Small Business Websites – Don’t Risk Your Future On Inadequate Hosting

Posted: Monday May 9th

No small business start-up can afford to under-estimate the vital importance of a website. The effectiveness of an internet presence can make or break a new venture. Yet hosting, which helps guarantee the smooth running of the site, is frequently chosen simply on price. That could be a catastrophic mistake.

At its most basic, hosting might be described as just a bit of space on a big hard drive in a remote location. So if that’s the case, why don’t businesses save the money and host their website themselves?

Well first, there’s the maintenance issue. A website should be available 365 days of the year, 24 hours a day. If something goes wrong with the hard drive that holds the website data, or the main computer, the connection to the internet, or even the electricity supply, that site will disappear until the breakdown is resolved.

Next there is security. We are all aware of hackers. If a company hosts its own site it has to be prepared for attacks at any time, and skilled enough to defeat them. Finally there are software issues. Your computer may run fine on it’s own, but what happens when you connect it to the rest of the world wide web?

Most companies can’t afford to have a hardware expert, a software engineer and an internet guru available all day and night, so for a few dollars a month you pay a hosting company – and leave those problems to someone else!

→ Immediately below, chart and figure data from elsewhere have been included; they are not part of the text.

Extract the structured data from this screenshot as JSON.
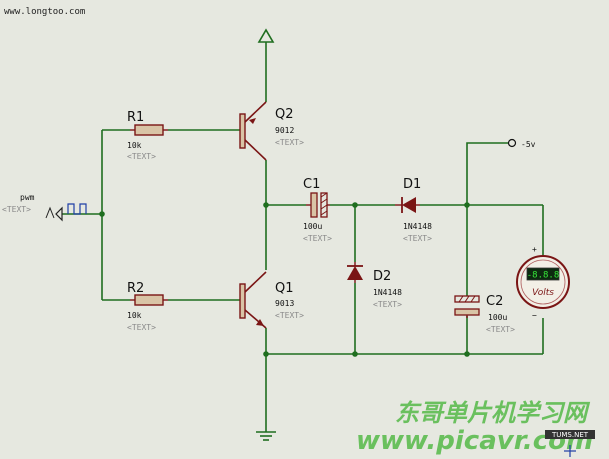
{
  "site_url": "www.longtoo.com",
  "watermark_cn": "东哥单片机学习网",
  "watermark_url": "www.picavr.com",
  "corner_mark": "TUMS.NET",
  "placeholder": "<TEXT>",
  "supply_label": "-5v",
  "input": {
    "label": "pwm",
    "placeholder": "<TEXT>"
  },
  "components": {
    "r1": {
      "ref": "R1",
      "value": "10k",
      "placeholder": "<TEXT>"
    },
    "r2": {
      "ref": "R2",
      "value": "10k",
      "placeholder": "<TEXT>"
    },
    "q2": {
      "ref": "Q2",
      "value": "9012",
      "placeholder": "<TEXT>"
    },
    "q1": {
      "ref": "Q1",
      "value": "9013",
      "placeholder": "<TEXT>"
    },
    "c1": {
      "ref": "C1",
      "value": "100u",
      "placeholder": "<TEXT>"
    },
    "c2": {
      "ref": "C2",
      "value": "100u",
      "placeholder": "<TEXT>"
    },
    "d1": {
      "ref": "D1",
      "value": "1N4148",
      "placeholder": "<TEXT>"
    },
    "d2": {
      "ref": "D2",
      "value": "1N4148",
      "placeholder": "<TEXT>"
    }
  },
  "voltmeter": {
    "display": "-8.8.8",
    "units": "Volts",
    "plus": "+",
    "minus": "−"
  },
  "colors": {
    "wire": "#1f6e1f",
    "component": "#7a1515",
    "background": "#e6e8e0",
    "watermark": "#54b947"
  }
}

In reality, of course, your hosting company provides much more than just hard disk space. At the very least they should provide some kind of double redundancy system and file back-up. In other words, your website won’t be on one hard drive but two (or more), so that if one should fail the other takes over in a fraction of a second. Nobody would ever know there was a problem.

A good hosting provider doesn’t stop at just maintaining the availability of your website. They will also provide you with email services and more besides. You may not initially need all that is offered, but you need to look to the future. While it is not prohibitively difficult to change hosting, it is obviously better if you don’t need to.

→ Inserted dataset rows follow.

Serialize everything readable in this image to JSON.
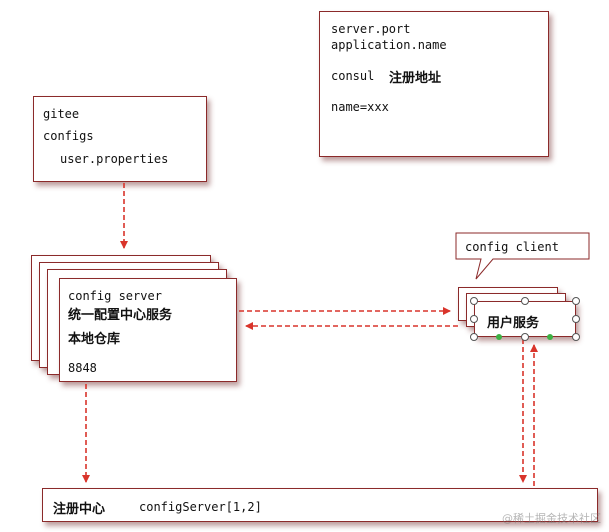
{
  "server_config": {
    "line1": "server.port",
    "line2": "application.name",
    "line3_code": "consul",
    "line3_cjk": "注册地址",
    "line4": "name=xxx"
  },
  "gitee": {
    "title": "gitee",
    "folder": "configs",
    "file": "user.properties"
  },
  "config_server": {
    "title": "config server",
    "subtitle": "统一配置中心服务",
    "repo": "本地仓库",
    "port": "8848"
  },
  "config_client": {
    "label": "config client"
  },
  "user_service": {
    "label": "用户服务"
  },
  "registry": {
    "label": "注册中心",
    "detail": "configServer[1,2]"
  },
  "watermark": "@稀土掘金技术社区",
  "colors": {
    "border": "#8b2a2a",
    "arrow": "#d9342b",
    "handle_green": "#3cb043"
  }
}
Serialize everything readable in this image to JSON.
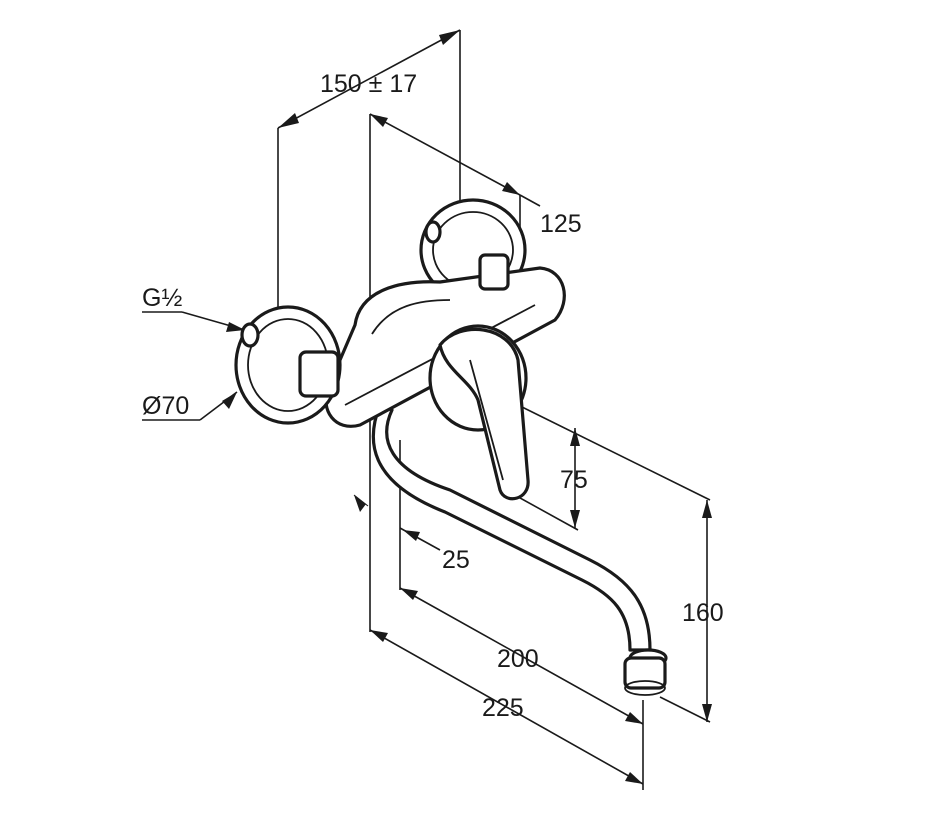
{
  "dimensions": {
    "width_range": "150 ± 17",
    "depth": "125",
    "thread": "G½",
    "flange_diameter": "Ø70",
    "handle_height": "75",
    "spout_offset": "25",
    "spout_height": "160",
    "spout_reach": "200",
    "overall_reach": "225"
  }
}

So as your company expands it might well want to take advantage of mysql databases (which are used by things like shopping carts), extra ftp accounts, multiple domain names, sub domains, blog software, cron jobs or any number of options which good hosts include with your monthly rental. You may not know what half those things mean right now, but you will be surprised how soon one or more of them will become important to your web development!

As you may now realize, hosting is quite a complex subject, and it is perhaps unfair to expect most small business owners to know all the ins and outs. However, if that’s the case, how can you make an informed decision about which company to choose?

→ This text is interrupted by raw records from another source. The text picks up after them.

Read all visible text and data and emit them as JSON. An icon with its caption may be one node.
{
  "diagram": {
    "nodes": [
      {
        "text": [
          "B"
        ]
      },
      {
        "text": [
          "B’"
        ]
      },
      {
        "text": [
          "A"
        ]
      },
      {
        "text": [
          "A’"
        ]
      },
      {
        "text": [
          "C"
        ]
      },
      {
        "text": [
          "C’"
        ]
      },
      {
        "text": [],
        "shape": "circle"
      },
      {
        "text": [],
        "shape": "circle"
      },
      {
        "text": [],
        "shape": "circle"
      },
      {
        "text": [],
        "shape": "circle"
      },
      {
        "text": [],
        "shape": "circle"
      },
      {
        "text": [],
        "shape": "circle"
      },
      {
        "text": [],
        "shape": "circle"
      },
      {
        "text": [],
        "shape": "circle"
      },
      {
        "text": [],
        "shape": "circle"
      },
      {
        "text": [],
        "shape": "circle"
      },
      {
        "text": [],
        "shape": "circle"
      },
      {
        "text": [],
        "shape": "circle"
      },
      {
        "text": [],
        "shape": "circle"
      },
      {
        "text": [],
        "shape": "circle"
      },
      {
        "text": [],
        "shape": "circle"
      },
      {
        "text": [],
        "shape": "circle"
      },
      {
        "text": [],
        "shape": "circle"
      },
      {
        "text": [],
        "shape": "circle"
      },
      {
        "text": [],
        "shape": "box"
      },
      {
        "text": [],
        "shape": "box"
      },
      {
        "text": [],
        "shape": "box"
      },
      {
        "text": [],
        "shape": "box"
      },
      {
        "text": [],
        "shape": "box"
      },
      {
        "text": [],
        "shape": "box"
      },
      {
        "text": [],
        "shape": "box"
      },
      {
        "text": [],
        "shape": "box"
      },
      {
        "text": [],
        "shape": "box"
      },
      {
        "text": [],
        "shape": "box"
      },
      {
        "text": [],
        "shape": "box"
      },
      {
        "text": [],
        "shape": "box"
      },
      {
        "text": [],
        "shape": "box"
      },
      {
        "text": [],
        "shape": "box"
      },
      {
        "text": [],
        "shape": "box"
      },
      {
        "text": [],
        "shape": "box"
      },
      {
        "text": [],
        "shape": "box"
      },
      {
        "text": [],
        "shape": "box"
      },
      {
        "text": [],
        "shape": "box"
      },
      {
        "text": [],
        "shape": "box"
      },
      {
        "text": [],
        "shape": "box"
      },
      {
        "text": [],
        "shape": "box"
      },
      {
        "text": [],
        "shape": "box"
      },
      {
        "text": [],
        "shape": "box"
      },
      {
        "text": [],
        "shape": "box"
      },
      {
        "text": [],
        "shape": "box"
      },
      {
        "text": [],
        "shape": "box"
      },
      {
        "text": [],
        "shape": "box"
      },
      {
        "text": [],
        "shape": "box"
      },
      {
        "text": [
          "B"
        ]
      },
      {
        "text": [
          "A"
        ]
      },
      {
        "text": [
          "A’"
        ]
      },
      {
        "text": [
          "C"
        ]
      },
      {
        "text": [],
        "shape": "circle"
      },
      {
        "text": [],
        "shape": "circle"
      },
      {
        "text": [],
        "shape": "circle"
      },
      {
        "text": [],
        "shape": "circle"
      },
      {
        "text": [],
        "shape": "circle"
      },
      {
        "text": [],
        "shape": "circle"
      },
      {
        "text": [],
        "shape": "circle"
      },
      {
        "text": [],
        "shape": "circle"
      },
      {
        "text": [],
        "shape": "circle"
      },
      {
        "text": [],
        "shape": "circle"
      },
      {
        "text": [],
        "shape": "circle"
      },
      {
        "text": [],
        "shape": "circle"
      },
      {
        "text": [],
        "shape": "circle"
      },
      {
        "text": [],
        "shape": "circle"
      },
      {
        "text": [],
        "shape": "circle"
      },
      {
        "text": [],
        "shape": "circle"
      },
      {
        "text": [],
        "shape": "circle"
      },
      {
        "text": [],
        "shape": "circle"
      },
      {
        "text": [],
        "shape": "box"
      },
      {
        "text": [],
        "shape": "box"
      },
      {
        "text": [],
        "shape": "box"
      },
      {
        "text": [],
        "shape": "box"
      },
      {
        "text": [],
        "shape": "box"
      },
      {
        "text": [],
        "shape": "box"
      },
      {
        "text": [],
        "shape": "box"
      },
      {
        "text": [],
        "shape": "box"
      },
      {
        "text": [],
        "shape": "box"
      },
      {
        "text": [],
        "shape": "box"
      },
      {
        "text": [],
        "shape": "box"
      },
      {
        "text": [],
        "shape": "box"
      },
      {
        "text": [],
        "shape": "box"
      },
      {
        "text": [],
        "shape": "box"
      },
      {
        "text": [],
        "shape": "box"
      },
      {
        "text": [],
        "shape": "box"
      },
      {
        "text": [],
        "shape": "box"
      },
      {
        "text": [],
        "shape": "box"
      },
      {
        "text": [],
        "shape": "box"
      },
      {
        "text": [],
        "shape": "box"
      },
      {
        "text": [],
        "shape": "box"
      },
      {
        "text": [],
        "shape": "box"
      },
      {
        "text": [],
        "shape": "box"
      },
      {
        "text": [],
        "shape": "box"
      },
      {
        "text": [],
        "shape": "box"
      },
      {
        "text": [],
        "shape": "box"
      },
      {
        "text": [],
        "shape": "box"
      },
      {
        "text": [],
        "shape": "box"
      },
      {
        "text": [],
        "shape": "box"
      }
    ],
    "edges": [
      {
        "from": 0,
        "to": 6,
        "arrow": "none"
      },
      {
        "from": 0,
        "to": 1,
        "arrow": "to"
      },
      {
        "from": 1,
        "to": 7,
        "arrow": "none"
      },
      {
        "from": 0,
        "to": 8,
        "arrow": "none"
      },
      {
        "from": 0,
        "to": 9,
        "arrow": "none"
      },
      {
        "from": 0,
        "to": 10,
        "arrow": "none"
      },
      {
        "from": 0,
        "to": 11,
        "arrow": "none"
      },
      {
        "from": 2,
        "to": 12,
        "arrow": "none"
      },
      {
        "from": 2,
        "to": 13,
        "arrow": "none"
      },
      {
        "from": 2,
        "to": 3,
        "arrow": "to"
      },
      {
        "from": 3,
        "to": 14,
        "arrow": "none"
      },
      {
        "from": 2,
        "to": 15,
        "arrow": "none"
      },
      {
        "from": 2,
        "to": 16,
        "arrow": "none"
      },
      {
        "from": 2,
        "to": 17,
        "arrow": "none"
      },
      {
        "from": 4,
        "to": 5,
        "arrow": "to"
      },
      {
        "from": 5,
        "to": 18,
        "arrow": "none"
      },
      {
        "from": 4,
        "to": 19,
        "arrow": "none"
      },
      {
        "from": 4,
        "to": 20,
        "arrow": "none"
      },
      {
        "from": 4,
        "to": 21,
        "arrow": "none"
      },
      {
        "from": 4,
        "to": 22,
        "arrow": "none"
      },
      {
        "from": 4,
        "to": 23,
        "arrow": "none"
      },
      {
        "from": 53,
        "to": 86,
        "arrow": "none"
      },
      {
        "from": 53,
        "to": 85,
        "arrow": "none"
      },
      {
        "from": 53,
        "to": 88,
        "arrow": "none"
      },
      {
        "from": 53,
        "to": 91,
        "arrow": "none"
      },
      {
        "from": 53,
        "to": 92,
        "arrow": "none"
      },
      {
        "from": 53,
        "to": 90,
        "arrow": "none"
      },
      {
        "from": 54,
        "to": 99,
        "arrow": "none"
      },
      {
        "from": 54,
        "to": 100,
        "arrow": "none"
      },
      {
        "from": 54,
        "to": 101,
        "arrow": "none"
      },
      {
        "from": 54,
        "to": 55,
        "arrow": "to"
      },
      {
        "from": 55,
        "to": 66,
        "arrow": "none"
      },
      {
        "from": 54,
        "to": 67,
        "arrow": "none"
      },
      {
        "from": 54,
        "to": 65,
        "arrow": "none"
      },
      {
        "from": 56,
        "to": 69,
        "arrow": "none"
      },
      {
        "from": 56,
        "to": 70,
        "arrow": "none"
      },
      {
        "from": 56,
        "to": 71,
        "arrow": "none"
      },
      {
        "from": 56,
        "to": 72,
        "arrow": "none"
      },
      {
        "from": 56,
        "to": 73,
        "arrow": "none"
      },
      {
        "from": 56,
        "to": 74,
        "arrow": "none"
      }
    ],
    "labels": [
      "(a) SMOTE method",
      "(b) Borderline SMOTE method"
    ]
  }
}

The key is flexibility. It’s easy for a company to say they give you 50 gigabytes of server space, which is almost certainly adequate to start with, but what about bandwidth? Server space is the actual amount of hard drive your site uses but bandwidth is at least as important, if not more so. Bandwidth can be viewed as your site’s capacity to handle visitors. As more people access it, more bandwidth is consumed. Ten times your actual server space allowance is common.

An important issue here is what happens if you exceed those allowances. It’s surprisingly easy to do, particularly if your marketing efforts create a sudden traffic spike. Some budget hosts will simply cut you off until you pay for an upgrade. A good host will absorb any short-term excess and contact you to discuss the best way forward.

You should also be able to rely on your host for a degree of technical support. Even quite experienced web users run into situations from time to time where they lack knowledge. At times like these it’s good to have a well-staffed ticket system, or interactive online support, to help you resolve any issues as quickly as possible.

As a new business start-up you probably won’t need things like virtual or dedicated servers for a while, but it’s worth finding out if your potential host provides an easy upgrade path.

There are hundreds of different hosting companies online with a mind-boggling number of options. The easy choice for small business owners is to pick the cheapest. However, when you consider the importance of the decision it is worth taking a bit more time and finding the correct solution at the start. If you aren’t sure about anything, try asking the hosting company you are considering selecting. If they are capable, and want your business, they will find you the answers!